Mi madre hace una pausa que no alcanzo a comprender. Se me hace muy difícil eso de las emociones.

—Te compramos un intercomunicador externo. Tu condición es muy delicada para la microcirugía.

Sin decir nada entro en la habitación y cierro la puerta. El intercomunicador está encima de mi cama. Mi madre la tendió. Lo desempaco poco a poco, tratando de que no se me caiga.

Los intercomunicadores externos son iguales que los regulares pero su vida de uso es más limitada. Cuando se les agota la batería maestra hay que comprar otro.

Al encenderlo, abro el navegador inmersivo. Escribo la dirección que el empleado de SOTEC me apuntó y se carga en microsegundos. El foro es bastante feo. Tiene los hilos principales y un cartel que indica que no se trata de una web inmersiva. Parece que se trata de una página de estilo antiguo, programado en algún código anterior al IWS.

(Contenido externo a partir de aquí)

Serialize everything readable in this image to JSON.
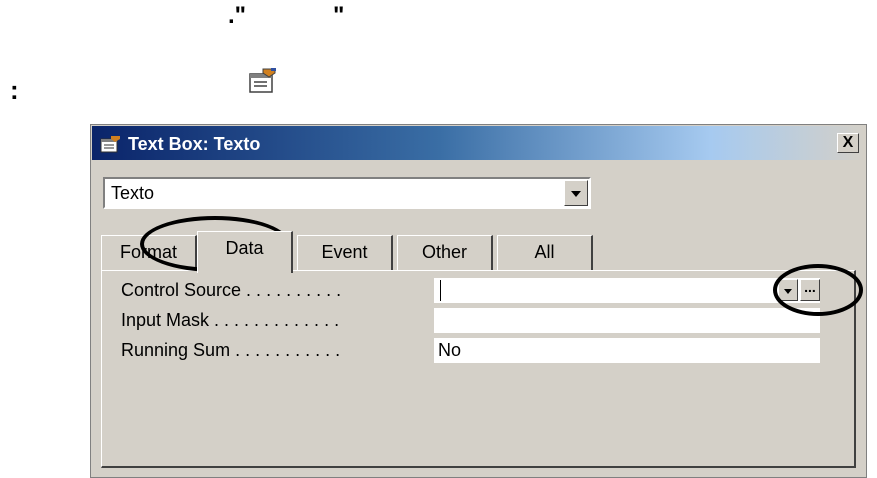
{
  "annotations": {
    "top_marks_left": ".\"",
    "top_marks_right": "\"",
    "colon": ":"
  },
  "window": {
    "title": "Text Box: Texto",
    "close_label": "X",
    "object_selector_value": "Texto",
    "tabs": [
      {
        "label": "Format",
        "active": false
      },
      {
        "label": "Data",
        "active": true
      },
      {
        "label": "Event",
        "active": false
      },
      {
        "label": "Other",
        "active": false
      },
      {
        "label": "All",
        "active": false
      }
    ],
    "properties": [
      {
        "label": "Control Source . . . . . . . . . .",
        "value": ""
      },
      {
        "label": "Input Mask . . . . . . . . . . . . .",
        "value": ""
      },
      {
        "label": "Running Sum . . . . . . . . . . .",
        "value": "No"
      }
    ],
    "builder_button_label": "...",
    "icons": [
      "properties-icon",
      "close-icon",
      "chevron-down-icon",
      "builder-icon"
    ]
  }
}
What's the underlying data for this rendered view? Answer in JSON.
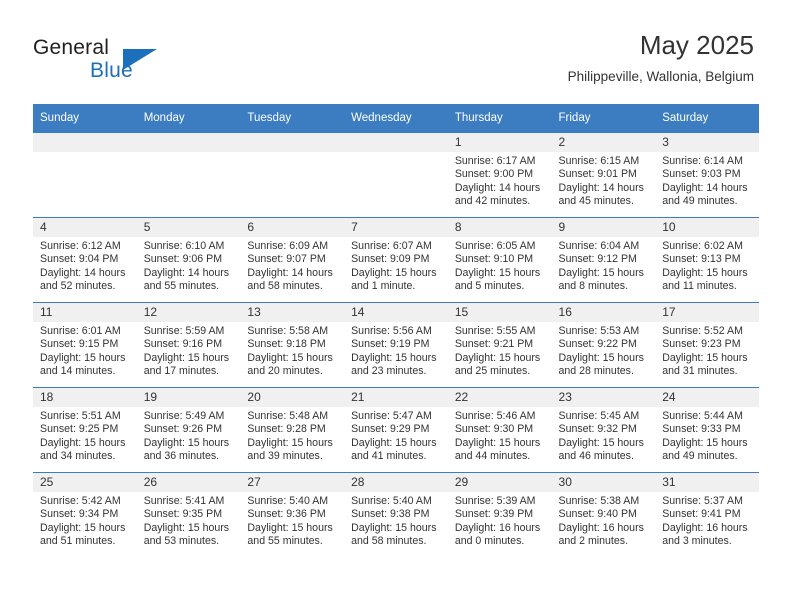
{
  "brand": {
    "name_top": "General",
    "name_bottom": "Blue",
    "accent_color": "#1c6fba",
    "flag_icon": "triangle-flag-icon"
  },
  "header": {
    "title": "May 2025",
    "subtitle": "Philippeville, Wallonia, Belgium"
  },
  "calendar": {
    "header_bg": "#3b7dc0",
    "daynum_band_bg": "#f0f0f0",
    "weekday_headers": [
      "Sunday",
      "Monday",
      "Tuesday",
      "Wednesday",
      "Thursday",
      "Friday",
      "Saturday"
    ],
    "weeks": [
      [
        {
          "day": "",
          "empty": true,
          "lines": []
        },
        {
          "day": "",
          "empty": true,
          "lines": []
        },
        {
          "day": "",
          "empty": true,
          "lines": []
        },
        {
          "day": "",
          "empty": true,
          "lines": []
        },
        {
          "day": "1",
          "lines": [
            "Sunrise: 6:17 AM",
            "Sunset: 9:00 PM",
            "Daylight: 14 hours",
            "and 42 minutes."
          ]
        },
        {
          "day": "2",
          "lines": [
            "Sunrise: 6:15 AM",
            "Sunset: 9:01 PM",
            "Daylight: 14 hours",
            "and 45 minutes."
          ]
        },
        {
          "day": "3",
          "lines": [
            "Sunrise: 6:14 AM",
            "Sunset: 9:03 PM",
            "Daylight: 14 hours",
            "and 49 minutes."
          ]
        }
      ],
      [
        {
          "day": "4",
          "lines": [
            "Sunrise: 6:12 AM",
            "Sunset: 9:04 PM",
            "Daylight: 14 hours",
            "and 52 minutes."
          ]
        },
        {
          "day": "5",
          "lines": [
            "Sunrise: 6:10 AM",
            "Sunset: 9:06 PM",
            "Daylight: 14 hours",
            "and 55 minutes."
          ]
        },
        {
          "day": "6",
          "lines": [
            "Sunrise: 6:09 AM",
            "Sunset: 9:07 PM",
            "Daylight: 14 hours",
            "and 58 minutes."
          ]
        },
        {
          "day": "7",
          "lines": [
            "Sunrise: 6:07 AM",
            "Sunset: 9:09 PM",
            "Daylight: 15 hours",
            "and 1 minute."
          ]
        },
        {
          "day": "8",
          "lines": [
            "Sunrise: 6:05 AM",
            "Sunset: 9:10 PM",
            "Daylight: 15 hours",
            "and 5 minutes."
          ]
        },
        {
          "day": "9",
          "lines": [
            "Sunrise: 6:04 AM",
            "Sunset: 9:12 PM",
            "Daylight: 15 hours",
            "and 8 minutes."
          ]
        },
        {
          "day": "10",
          "lines": [
            "Sunrise: 6:02 AM",
            "Sunset: 9:13 PM",
            "Daylight: 15 hours",
            "and 11 minutes."
          ]
        }
      ],
      [
        {
          "day": "11",
          "lines": [
            "Sunrise: 6:01 AM",
            "Sunset: 9:15 PM",
            "Daylight: 15 hours",
            "and 14 minutes."
          ]
        },
        {
          "day": "12",
          "lines": [
            "Sunrise: 5:59 AM",
            "Sunset: 9:16 PM",
            "Daylight: 15 hours",
            "and 17 minutes."
          ]
        },
        {
          "day": "13",
          "lines": [
            "Sunrise: 5:58 AM",
            "Sunset: 9:18 PM",
            "Daylight: 15 hours",
            "and 20 minutes."
          ]
        },
        {
          "day": "14",
          "lines": [
            "Sunrise: 5:56 AM",
            "Sunset: 9:19 PM",
            "Daylight: 15 hours",
            "and 23 minutes."
          ]
        },
        {
          "day": "15",
          "lines": [
            "Sunrise: 5:55 AM",
            "Sunset: 9:21 PM",
            "Daylight: 15 hours",
            "and 25 minutes."
          ]
        },
        {
          "day": "16",
          "lines": [
            "Sunrise: 5:53 AM",
            "Sunset: 9:22 PM",
            "Daylight: 15 hours",
            "and 28 minutes."
          ]
        },
        {
          "day": "17",
          "lines": [
            "Sunrise: 5:52 AM",
            "Sunset: 9:23 PM",
            "Daylight: 15 hours",
            "and 31 minutes."
          ]
        }
      ],
      [
        {
          "day": "18",
          "lines": [
            "Sunrise: 5:51 AM",
            "Sunset: 9:25 PM",
            "Daylight: 15 hours",
            "and 34 minutes."
          ]
        },
        {
          "day": "19",
          "lines": [
            "Sunrise: 5:49 AM",
            "Sunset: 9:26 PM",
            "Daylight: 15 hours",
            "and 36 minutes."
          ]
        },
        {
          "day": "20",
          "lines": [
            "Sunrise: 5:48 AM",
            "Sunset: 9:28 PM",
            "Daylight: 15 hours",
            "and 39 minutes."
          ]
        },
        {
          "day": "21",
          "lines": [
            "Sunrise: 5:47 AM",
            "Sunset: 9:29 PM",
            "Daylight: 15 hours",
            "and 41 minutes."
          ]
        },
        {
          "day": "22",
          "lines": [
            "Sunrise: 5:46 AM",
            "Sunset: 9:30 PM",
            "Daylight: 15 hours",
            "and 44 minutes."
          ]
        },
        {
          "day": "23",
          "lines": [
            "Sunrise: 5:45 AM",
            "Sunset: 9:32 PM",
            "Daylight: 15 hours",
            "and 46 minutes."
          ]
        },
        {
          "day": "24",
          "lines": [
            "Sunrise: 5:44 AM",
            "Sunset: 9:33 PM",
            "Daylight: 15 hours",
            "and 49 minutes."
          ]
        }
      ],
      [
        {
          "day": "25",
          "lines": [
            "Sunrise: 5:42 AM",
            "Sunset: 9:34 PM",
            "Daylight: 15 hours",
            "and 51 minutes."
          ]
        },
        {
          "day": "26",
          "lines": [
            "Sunrise: 5:41 AM",
            "Sunset: 9:35 PM",
            "Daylight: 15 hours",
            "and 53 minutes."
          ]
        },
        {
          "day": "27",
          "lines": [
            "Sunrise: 5:40 AM",
            "Sunset: 9:36 PM",
            "Daylight: 15 hours",
            "and 55 minutes."
          ]
        },
        {
          "day": "28",
          "lines": [
            "Sunrise: 5:40 AM",
            "Sunset: 9:38 PM",
            "Daylight: 15 hours",
            "and 58 minutes."
          ]
        },
        {
          "day": "29",
          "lines": [
            "Sunrise: 5:39 AM",
            "Sunset: 9:39 PM",
            "Daylight: 16 hours",
            "and 0 minutes."
          ]
        },
        {
          "day": "30",
          "lines": [
            "Sunrise: 5:38 AM",
            "Sunset: 9:40 PM",
            "Daylight: 16 hours",
            "and 2 minutes."
          ]
        },
        {
          "day": "31",
          "lines": [
            "Sunrise: 5:37 AM",
            "Sunset: 9:41 PM",
            "Daylight: 16 hours",
            "and 3 minutes."
          ]
        }
      ]
    ]
  }
}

Encuentro el tema que se llama Error 532. Lo abro y comienzo a leer. Las líneas se me empiezan a volver confusas. Empiezo de nuevo y lo entiendo mejor. El error 532 está relacionado con la cuenta de personas fallecidas en el entorno de simulación. Es decir, que el sistema me reconoce como un fallecido.

Lo peor del caso, es que el Entorno Simulativo está conectado directamente con los servidores del gobierno, así que las bajas de personas se realizan de manera sincronizada. No puede haber un error. ¿Qué tipo de juego macabro hacen mis padres? ¿Acaso simularon mi muerte para alejarme de la ola ja’bhk’arrí?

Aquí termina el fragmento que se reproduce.